Shorefront awarded two-year grant for its preservation of the city’s Black history
February 18, 2021
Shorefront Legacy Center was awarded a two-year grant from The Andrew W. Mellon Foundation Wednesday for its archives and local reparations research initiatives.
“Shorefront’s two-year grant will increase engagement within the local Black communities,” a Shorefront press release read. “The grant will support Shorefront’s work in collections care, programming activities, publications, the African American Heritage Sites Program and research efforts involving local reparations.”
The press release said the two-year grant will allow Shorefront to build upon 25 years of educational and outreach initiatives. Additionally, Shorefront can expand its archive collections with a focus on Haitian and Jamaican communities and invest in additional preservation and security measures.
Evanston historian and Shorefront founder Dino Robinson established the center in 1995 to preserve artifacts and educate residents on suburban North Shore Black communities. Evanston City Council honored Robinson last week by naming a part of Church St. after him.

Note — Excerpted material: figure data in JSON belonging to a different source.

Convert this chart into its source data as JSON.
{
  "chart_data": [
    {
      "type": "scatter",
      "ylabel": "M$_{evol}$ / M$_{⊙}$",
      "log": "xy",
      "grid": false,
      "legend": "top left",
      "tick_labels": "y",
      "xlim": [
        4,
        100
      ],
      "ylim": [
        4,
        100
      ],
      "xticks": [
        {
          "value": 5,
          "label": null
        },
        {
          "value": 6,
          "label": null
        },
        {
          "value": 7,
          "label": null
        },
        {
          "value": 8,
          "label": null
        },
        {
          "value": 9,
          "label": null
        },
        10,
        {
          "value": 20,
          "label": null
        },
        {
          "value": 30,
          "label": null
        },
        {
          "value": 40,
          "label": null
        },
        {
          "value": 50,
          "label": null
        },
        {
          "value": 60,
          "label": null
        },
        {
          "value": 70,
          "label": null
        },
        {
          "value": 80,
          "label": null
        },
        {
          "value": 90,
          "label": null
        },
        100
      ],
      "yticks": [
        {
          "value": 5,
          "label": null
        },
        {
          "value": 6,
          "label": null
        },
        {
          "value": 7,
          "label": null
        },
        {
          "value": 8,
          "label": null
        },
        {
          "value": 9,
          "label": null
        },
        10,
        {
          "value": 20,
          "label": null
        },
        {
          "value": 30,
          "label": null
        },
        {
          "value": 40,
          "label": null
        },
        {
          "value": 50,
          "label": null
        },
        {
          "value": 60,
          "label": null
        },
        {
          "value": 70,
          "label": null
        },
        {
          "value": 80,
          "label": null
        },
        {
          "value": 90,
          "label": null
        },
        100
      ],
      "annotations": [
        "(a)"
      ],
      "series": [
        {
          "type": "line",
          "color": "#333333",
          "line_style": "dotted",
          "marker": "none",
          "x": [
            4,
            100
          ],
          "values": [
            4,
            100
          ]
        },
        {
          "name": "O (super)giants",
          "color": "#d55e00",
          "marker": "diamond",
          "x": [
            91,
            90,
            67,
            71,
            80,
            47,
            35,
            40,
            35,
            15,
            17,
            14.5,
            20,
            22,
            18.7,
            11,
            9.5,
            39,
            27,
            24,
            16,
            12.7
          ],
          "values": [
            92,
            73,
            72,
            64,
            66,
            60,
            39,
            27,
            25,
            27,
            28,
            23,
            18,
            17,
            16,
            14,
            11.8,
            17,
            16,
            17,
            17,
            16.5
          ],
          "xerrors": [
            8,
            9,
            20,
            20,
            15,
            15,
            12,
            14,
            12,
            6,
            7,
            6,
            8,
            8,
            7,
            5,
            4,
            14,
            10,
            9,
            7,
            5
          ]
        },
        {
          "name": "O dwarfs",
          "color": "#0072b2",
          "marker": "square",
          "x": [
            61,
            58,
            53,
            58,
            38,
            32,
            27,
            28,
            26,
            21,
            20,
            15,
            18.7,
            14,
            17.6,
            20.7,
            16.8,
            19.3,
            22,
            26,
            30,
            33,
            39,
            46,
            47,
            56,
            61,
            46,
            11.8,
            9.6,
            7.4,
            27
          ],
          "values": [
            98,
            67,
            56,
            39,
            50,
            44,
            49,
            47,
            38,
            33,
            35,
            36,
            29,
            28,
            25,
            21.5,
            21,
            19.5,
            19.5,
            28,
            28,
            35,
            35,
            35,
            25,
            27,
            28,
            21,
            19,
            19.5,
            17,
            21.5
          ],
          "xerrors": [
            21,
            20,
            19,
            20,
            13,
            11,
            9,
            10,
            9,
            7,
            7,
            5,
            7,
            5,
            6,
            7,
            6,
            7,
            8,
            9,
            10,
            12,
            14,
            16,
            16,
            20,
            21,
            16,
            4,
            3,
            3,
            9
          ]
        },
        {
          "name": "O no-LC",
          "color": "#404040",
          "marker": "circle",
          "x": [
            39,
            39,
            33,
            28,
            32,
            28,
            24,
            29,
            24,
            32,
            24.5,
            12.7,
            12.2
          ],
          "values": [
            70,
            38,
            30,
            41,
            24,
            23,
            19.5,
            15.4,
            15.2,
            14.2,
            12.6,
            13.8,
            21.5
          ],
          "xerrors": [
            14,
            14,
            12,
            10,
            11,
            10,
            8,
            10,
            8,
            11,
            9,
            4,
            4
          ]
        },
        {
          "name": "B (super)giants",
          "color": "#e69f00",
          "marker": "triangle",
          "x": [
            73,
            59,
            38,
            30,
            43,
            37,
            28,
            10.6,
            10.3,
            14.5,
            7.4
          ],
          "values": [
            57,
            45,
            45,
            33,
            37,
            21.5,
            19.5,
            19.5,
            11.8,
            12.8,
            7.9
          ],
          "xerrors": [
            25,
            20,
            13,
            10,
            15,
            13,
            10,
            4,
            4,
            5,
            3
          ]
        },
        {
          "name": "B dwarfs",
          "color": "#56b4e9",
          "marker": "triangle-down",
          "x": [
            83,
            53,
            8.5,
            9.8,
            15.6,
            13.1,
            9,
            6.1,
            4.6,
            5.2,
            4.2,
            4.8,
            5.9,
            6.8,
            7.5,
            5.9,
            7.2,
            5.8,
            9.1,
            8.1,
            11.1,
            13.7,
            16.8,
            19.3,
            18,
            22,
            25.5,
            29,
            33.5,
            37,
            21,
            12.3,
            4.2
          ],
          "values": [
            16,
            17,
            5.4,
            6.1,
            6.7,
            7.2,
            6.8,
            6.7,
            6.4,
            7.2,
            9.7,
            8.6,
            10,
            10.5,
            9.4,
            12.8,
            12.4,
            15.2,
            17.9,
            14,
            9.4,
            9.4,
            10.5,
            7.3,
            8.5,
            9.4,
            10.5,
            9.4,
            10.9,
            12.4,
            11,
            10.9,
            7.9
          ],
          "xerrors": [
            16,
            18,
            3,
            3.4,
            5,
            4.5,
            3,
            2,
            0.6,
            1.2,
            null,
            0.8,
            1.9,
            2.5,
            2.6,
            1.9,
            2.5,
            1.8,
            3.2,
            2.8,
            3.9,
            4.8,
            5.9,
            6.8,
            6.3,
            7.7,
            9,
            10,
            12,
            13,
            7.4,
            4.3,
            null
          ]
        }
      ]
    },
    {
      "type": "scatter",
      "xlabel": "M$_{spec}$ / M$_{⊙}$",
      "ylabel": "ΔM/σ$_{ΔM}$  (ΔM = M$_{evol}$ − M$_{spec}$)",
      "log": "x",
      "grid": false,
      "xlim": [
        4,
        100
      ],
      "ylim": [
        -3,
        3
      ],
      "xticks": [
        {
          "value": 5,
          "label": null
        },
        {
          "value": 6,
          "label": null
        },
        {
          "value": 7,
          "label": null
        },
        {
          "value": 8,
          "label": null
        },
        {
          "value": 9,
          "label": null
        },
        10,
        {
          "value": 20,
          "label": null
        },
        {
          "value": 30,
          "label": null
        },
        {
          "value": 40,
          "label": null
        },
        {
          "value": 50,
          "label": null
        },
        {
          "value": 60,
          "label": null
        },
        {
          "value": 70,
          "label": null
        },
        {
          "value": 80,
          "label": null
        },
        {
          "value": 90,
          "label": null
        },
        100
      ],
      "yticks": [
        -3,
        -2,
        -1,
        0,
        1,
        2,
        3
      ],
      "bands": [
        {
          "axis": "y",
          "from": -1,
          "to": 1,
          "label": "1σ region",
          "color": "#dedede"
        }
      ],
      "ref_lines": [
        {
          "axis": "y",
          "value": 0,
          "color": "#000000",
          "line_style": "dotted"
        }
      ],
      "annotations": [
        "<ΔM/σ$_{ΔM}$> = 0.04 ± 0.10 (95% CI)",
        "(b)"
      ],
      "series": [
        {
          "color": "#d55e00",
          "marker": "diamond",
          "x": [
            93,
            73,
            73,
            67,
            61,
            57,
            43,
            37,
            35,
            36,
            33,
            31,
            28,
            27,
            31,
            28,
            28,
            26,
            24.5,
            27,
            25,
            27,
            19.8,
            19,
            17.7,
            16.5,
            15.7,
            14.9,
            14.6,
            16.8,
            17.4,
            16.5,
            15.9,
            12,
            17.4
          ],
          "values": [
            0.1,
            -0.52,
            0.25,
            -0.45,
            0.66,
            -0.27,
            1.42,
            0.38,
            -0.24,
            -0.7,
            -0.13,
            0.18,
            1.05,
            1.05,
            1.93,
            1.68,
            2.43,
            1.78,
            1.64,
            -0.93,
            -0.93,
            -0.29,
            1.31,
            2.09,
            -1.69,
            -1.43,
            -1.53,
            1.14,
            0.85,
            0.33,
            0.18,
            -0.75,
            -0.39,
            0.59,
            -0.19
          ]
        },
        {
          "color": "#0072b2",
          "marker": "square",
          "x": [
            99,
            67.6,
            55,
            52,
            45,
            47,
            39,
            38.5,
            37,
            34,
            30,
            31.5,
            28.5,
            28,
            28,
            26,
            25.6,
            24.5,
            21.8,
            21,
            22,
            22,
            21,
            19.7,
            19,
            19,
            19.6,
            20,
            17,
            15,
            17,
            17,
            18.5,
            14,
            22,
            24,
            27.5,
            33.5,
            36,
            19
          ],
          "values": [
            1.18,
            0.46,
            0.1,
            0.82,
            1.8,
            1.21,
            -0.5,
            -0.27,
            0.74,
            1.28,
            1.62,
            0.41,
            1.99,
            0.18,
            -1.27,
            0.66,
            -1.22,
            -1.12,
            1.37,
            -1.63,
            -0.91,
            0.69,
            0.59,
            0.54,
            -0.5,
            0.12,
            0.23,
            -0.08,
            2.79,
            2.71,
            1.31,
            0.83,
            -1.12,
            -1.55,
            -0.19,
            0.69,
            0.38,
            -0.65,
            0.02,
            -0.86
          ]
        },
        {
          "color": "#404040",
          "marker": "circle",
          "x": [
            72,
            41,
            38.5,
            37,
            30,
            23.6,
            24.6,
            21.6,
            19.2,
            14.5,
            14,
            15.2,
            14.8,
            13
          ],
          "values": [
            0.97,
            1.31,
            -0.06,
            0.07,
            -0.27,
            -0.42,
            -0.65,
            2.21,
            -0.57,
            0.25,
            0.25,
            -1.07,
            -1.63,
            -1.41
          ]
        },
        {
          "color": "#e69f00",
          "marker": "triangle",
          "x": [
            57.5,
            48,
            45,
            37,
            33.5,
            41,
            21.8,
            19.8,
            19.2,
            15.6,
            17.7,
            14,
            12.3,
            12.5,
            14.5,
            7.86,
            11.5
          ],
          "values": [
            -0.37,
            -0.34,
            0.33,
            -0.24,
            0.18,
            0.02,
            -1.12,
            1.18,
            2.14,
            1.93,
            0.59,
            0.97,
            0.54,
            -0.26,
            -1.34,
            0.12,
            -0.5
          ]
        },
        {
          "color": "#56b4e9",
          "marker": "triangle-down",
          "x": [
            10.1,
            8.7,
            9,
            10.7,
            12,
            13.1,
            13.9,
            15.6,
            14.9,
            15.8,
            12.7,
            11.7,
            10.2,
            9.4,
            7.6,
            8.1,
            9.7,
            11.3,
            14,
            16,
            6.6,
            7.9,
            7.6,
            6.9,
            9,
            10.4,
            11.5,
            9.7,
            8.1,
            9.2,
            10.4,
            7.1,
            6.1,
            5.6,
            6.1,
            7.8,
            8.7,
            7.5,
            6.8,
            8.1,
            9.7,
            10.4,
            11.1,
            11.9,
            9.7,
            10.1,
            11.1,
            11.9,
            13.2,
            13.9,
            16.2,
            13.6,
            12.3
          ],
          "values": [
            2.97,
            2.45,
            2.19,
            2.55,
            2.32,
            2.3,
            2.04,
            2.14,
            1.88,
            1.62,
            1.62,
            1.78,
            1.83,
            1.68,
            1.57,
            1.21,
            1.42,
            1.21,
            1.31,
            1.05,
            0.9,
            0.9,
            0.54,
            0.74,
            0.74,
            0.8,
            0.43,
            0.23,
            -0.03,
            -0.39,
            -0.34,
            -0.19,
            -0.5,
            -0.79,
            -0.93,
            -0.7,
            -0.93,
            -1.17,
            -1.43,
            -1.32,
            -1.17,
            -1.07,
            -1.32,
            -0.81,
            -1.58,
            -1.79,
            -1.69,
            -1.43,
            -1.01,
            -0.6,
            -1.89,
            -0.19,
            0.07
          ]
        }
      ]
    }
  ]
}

Robinson’s work at the Shorefront providing historical documentation of discriminatory policies in Evanston has furthered the city’s reparations program, according to aldermen. He has also started Evanston’s African American heritage sites program, as well as the annual Black History Makers program.
“(Robinson’s) vision is that Black history should be common knowledge,” Shorefront Board President Chip Ratliff said during public comment at last Monday’s City Council meeting. “He has spent the last 25 years working hours that some of us might not even imagine, or possibly even have in our bodies and souls, pointed towards making sure that Black history on Chicago’s suburban North Shore is kept.”